An American Werewolf in London is a 1981 horror film written and directed by John Landis. The title makes it clear from the beginning that the movie is about werewolves, and the movie is a worthy tribute to George Waggner’s The Wolf Man which came out forty years before (so much so that the protagonist mentions the 1941 film in a dialogue).
The plot is as follows. David (David Naughton) and Jack (Griffin Dunne), two friends from New York, decide to spend the summer visiting the English countryside. At the charming village of East Proctor, however, they are attacked by a werewolf (did I mention that the two friends enter the scene in a van full of sheep, not by chance?). Jack dies, but David is only wounded thanks to the provident intervention of the villagers. Three weeks later, he wakes up in a London hospital where he falls in love with the beautiful nurse Alex (Jenny Agutter) and where his case intrigues Dr. Hirsch (John Woodvine)…
Landis re-elaborates the myth of the werewolf in his own way, maintaining some elements such as the wounds that propagate the lycanthropy and the influence of the full moon, and changing others such as the need for silver bullets to kill the monstrous creatures. Joe Dante did something similar in his 1981 movie The Howling: silver was needed to kill the werewolves, but they could transform themselves at will (we’ll talk about it soon on the blog). And this is just one of the points of contact between the two films! Another one, for example, is Rick Baker, the special effects artist who ended up working with Landis (and won the Oscar for it) after leaving Dante in the hands of the young Rob Bottin.
But let’s stay on Landis’s film. It’s scary (but also funny), it’s very tense, it’s full of blood and mutilated limbs, there’s a porn movie inside (a fake one: See You Next Wednesday!), and it’s entertaining from start to finish.
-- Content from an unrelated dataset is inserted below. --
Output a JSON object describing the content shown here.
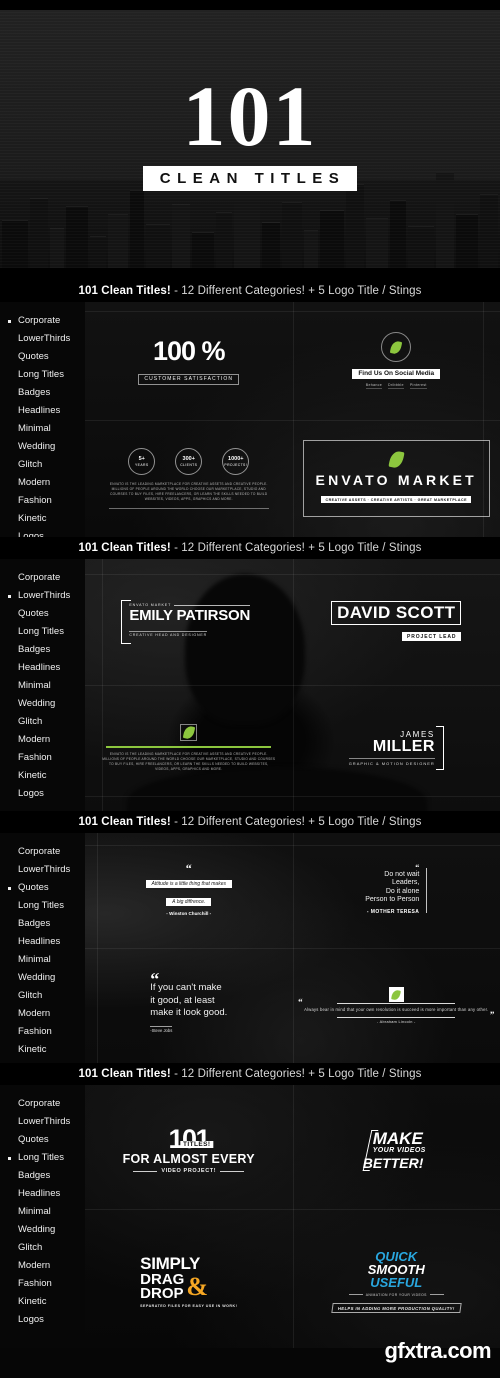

The beginning is dazzling, with the atmospheric scenes on the moor and, above all, with the unforgettable, least welcoming English pub in history (for the record, I lived in England for a couple of years and I visited a few pubs like that one).
The central part of the movie works great with the love story between David and Alex, with the mystery that the doctor wants to solve, and above all with the hallucinations of David who sees the (not) deceased Jack who asks him to kill himself in order to free him from limbo, in addition to various other crazy scenes like the one in which some zombie Nazis massacre people mercilessly (Landis hated Illinois Nazis, that much is clear).
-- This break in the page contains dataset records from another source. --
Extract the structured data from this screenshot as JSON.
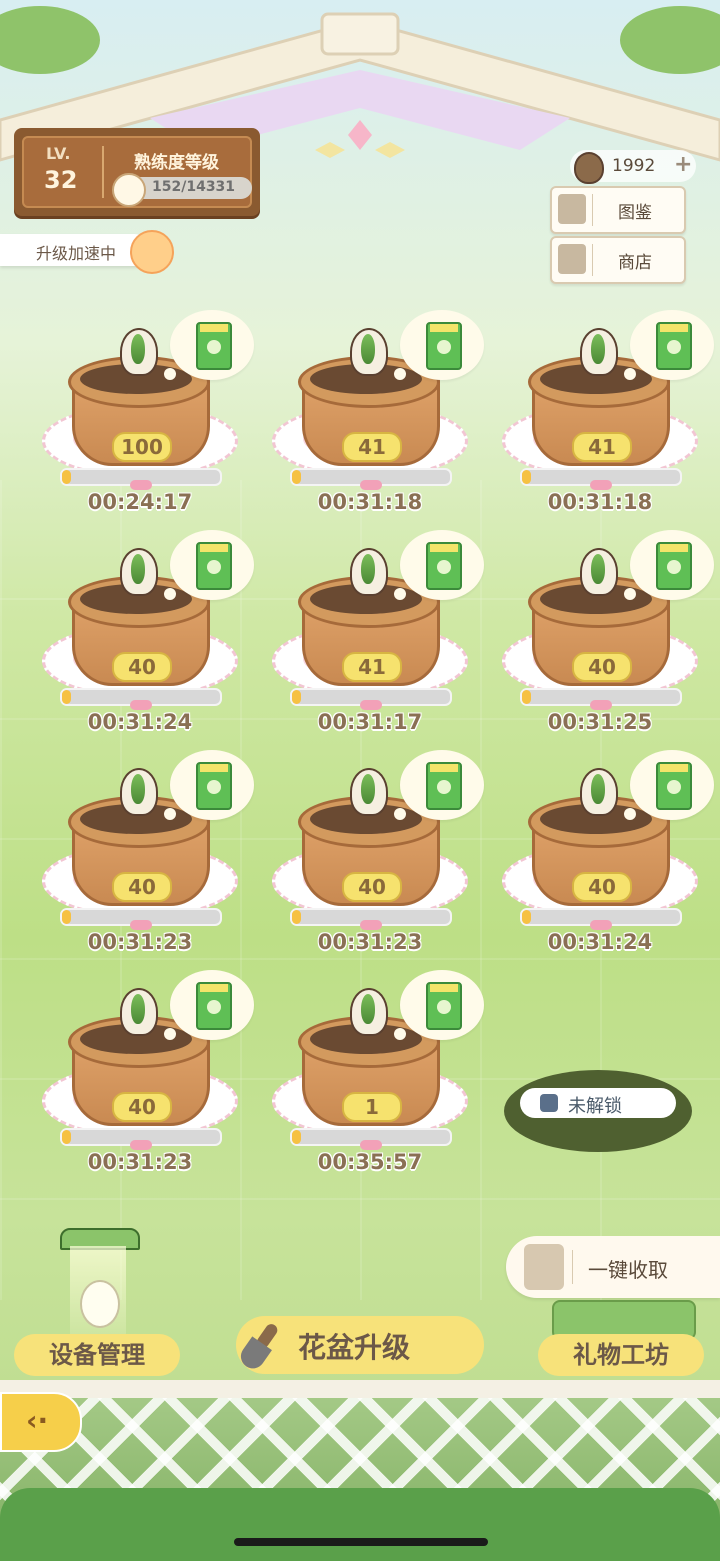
{
  "level": {
    "label": "LV.",
    "value": "32"
  },
  "mastery": {
    "title": "熟练度等级",
    "progress_text": "152/14331",
    "progress": 0.0106
  },
  "speedup": {
    "label": "升级加速中"
  },
  "currency": {
    "value": "1992",
    "plus": "+"
  },
  "side_buttons": {
    "collection_label": "图鉴",
    "shop_label": "商店"
  },
  "pots": [
    {
      "level": "100",
      "timer": "00:24:17",
      "progress": 0.06
    },
    {
      "level": "41",
      "timer": "00:31:18",
      "progress": 0.06
    },
    {
      "level": "41",
      "timer": "00:31:18",
      "progress": 0.06
    },
    {
      "level": "40",
      "timer": "00:31:24",
      "progress": 0.06
    },
    {
      "level": "41",
      "timer": "00:31:17",
      "progress": 0.06
    },
    {
      "level": "40",
      "timer": "00:31:25",
      "progress": 0.06
    },
    {
      "level": "40",
      "timer": "00:31:23",
      "progress": 0.06
    },
    {
      "level": "40",
      "timer": "00:31:23",
      "progress": 0.06
    },
    {
      "level": "40",
      "timer": "00:31:24",
      "progress": 0.06
    },
    {
      "level": "40",
      "timer": "00:31:23",
      "progress": 0.06
    },
    {
      "level": "1",
      "timer": "00:35:57",
      "progress": 0.06
    }
  ],
  "locked_slot": {
    "label": "未解锁"
  },
  "harvest": {
    "label": "一键收取"
  },
  "bottom": {
    "device_label": "设备管理",
    "upgrade_label": "花盆升级",
    "gift_label": "礼物工坊",
    "back_icon": "back-arrow-icon"
  },
  "colors": {
    "accent_yellow": "#f7e27a",
    "progress_fill": "#f6c142"
  }
}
The ending, then, is grandiloquent: after a series of heinous murders, David takes refuge in a red light cinema to discuss with his victims the best method to commit suicide. Then, here’s a carnage in which traffic makes more victims than the werewolf! Landis injects the movie with gore, and he had to make some cuts in order for the movie to be released with all that violence and nudity!
And speaking of gore, and therefore of special effects, it’s impossible not to mention the sequence that made the fortune of this film: Rick Baker did an incredible job to allow Landis to show the transformation of David in werewolf! It’s better than anything done in CGI: those 100% practical effects make it so… real!
To conclude, An American Werewolf in London is a classic horror movie perfectly adapted to the Eighties, in which the genre directors competed to create the most disturbing special effects and to defy censorship with as many violent (or sexually explicit) scenes possible. It’s impressive to note how Landis had just made The Blues Brothers (1980) and was about to come out with Trading Places (1983), in what was a very successful career… which hit a huge bump with the accident on the set of Twilight Zone: The Movie (1983) which marked all the subsequent years years in Hollywood of John Landis. Ciao!